It is assumed, as of now, that the new Mars lander will find no current life on the red planet.
This hulk of a machine, for all of it’s technological advancements, is sitting on the not-too-distant planet, right now, analyzing samples of Martian earth, for the possibility of organic material that may or may not have the capability to sustain life as we know it.
Aside from the scripted answers of why the new lander was launched, and landed, and is moving with such fanfare, the basic reason why we decided to send another space rover to Mars is still beyond me. We have all but confirmed that life as we know it does not exist there. This mission, among other, unknown and assuredly closed-door-reasons, is only to answer if life can be sustained there, or if life was ever sustained there.
Of all of the planets in our solar system, it is the planet that is closest to the design and function of earth. It is a relatively safe assumption that, given current temperatures and conditions, life as we know it can be sustained there with heavy amounts of supplies, and that is the stuff for science fiction to work out –bubble cities and daily transports of supplies, and all of the stuff of fantastic novels. But the current reality is that life cannot, right now, be sustained.
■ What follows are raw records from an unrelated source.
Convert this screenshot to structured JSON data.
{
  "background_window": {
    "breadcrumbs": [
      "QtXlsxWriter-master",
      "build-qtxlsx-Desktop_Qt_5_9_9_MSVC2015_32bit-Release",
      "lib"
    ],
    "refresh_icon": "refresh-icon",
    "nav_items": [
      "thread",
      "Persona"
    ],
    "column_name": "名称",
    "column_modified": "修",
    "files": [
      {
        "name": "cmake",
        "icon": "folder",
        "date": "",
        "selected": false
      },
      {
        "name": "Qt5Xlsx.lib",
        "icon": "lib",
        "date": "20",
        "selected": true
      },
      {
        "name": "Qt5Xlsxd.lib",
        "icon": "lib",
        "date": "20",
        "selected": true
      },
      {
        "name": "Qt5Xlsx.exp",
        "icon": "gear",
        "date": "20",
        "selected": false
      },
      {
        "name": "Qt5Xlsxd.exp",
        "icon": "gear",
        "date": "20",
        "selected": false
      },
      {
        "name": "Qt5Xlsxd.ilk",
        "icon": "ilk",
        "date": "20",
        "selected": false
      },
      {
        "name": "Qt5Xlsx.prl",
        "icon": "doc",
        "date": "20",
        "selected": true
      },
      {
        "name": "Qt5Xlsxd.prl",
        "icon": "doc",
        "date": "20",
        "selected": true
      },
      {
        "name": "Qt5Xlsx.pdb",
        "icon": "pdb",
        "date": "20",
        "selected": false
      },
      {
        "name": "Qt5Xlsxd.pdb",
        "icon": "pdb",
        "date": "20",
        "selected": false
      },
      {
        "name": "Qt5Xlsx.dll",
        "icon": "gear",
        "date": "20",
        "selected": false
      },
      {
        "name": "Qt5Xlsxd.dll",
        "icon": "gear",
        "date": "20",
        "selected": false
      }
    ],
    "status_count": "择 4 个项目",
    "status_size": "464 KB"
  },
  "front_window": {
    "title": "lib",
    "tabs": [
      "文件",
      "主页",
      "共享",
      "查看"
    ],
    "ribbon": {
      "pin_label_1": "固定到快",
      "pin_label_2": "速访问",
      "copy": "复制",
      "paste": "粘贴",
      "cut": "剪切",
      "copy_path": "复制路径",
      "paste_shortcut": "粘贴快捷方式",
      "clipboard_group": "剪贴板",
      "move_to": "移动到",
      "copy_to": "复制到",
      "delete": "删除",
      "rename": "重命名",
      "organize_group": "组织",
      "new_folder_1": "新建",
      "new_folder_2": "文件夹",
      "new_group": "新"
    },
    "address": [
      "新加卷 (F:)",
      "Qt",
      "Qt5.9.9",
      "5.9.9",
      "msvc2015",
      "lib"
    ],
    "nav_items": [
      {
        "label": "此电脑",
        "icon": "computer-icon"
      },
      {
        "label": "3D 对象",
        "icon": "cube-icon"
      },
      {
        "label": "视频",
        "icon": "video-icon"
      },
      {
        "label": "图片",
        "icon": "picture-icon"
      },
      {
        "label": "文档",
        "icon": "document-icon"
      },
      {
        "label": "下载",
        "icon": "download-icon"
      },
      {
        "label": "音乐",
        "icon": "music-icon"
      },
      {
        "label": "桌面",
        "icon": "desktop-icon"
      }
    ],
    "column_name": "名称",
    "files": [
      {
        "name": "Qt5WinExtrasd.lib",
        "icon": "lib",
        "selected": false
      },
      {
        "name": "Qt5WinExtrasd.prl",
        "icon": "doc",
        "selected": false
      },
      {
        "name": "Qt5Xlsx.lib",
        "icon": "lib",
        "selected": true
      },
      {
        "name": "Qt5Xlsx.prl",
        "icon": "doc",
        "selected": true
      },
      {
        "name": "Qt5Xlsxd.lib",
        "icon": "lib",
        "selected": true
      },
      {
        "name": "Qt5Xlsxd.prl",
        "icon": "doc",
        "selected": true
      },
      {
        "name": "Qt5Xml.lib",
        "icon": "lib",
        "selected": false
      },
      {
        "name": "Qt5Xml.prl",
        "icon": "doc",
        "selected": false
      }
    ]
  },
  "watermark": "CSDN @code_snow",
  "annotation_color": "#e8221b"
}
So maybe the cost, some $520 million, will allow us to find answers and build a catalog of Martian material that one day may point the way for building life on that planet. But if that is the case, we are taking very small steps for a society that calls itself advanced. The mission, according to human standards, is remarkable though. With a chance of landing the craft at one in ten million, it has proved a success for those who devised and built the machine. It took a journey of 420 million miles, and landed within 20 kilometers of its intended spot. The machine unfolded itself, like something from a would-be-primitive cybernetic society, and sent the first pictures to earth, through a distance of 171 million miles, in just fifteen minutes. I am anxious to hear the results of its search.
But truth be told, we are reaching for something that may not be there.
As for what our eyes, and telescopes can see, there is not another planet, save for our own solar system, that exists in the entire universe. Educated guessers believe that surely, somewhere, conditions are favorable, and similar, to a planet like earth — one in such close proxemity to its neighboring star, and that it may be conducive to life. But we have no proof. No proof that life, at least life as we know it, exists somewhere else.
We are alone. All 6 billion of us.
Andrew Watson, with the United Kingdom’s University of East Anglia in Norwich, believes that life as we know it does not exist anywhere else in the universe. His opinion, based upon a complex mathematical solution, believes that no other planet could possibly have all of the complex life-sustaining elements and situations found on earth.
Life may not, and probably does not, exist anywhere else. What is more frightening, though, is what may lie beyond what we can see. Our universe has a known diameter of 28 billion light years. But what is beyond that horizon? And do these questions even matter?
Backing away from earth, much like moving away from a school globe, gives us all a fair amount of perspective. We are petty. Puny. Or special, depending on your take. Either what we do really does not matter, or what we do matters most, for we are only one of 6 billion complex lifeforms in the entire known universe. But even then, what we do, the leaders we elect, the music we hear or play, and the words we speak, are isolated, empty, when they float into space. Who, or what, is out there to hear?
There is a great scene in the movie Titanic, when director James Cameron has spent much of the movie telling the personal story of two central characters on a doomed passage. When the collision happens, and chaos erupts on board, we are taken into that journey. And in the midst of that emotion, Cameron pulls the camera angle back, and shows the ship from the sky. It looks like a tiny set of lights in a vastness of darkness. No one hears their cries, for they are alone. All of their desires, their wants, their selfish, survival needs are petty to their surroundings. And though the story of Jack and Rose is touching, it matters only to Rose and her family, and no one else.
So if we are alone, and no other lifeforms are present anywhere else, then the concept of faith, suddenly, becomes a much bigger trigger. God created only us in this vast universe. And, above our sky, there is no physical, tangible safety. And (if you take some liberties with the hardcore biblical approach), if life does exist outside of our known universe, then it must be made in the image of God. Right?
All of this redefines my concept of faith, for faith no longer is just having some emotional strength to make it through any given day.
Faith is a reliance that the world will turn as it should, especially if it is the only world known to us. That people are placed where they should be, on a lonely planet. That situations never happen by chance, and that a concept such as chanced evolution could not possibly be right. That luck does not, nor ever has existed, and that our lives are lived somewhere between destiny and our own freedom to choose. And that loneliness is much bigger, much more defined, than an empty house, for that empty house is one of but a few billion known in the entire universe. We haven’t really felt true loneliness. Maybe ever. But these things, these concepts of space and time, to us, are truly secret things.
But faith has never seemed so concrete. Never.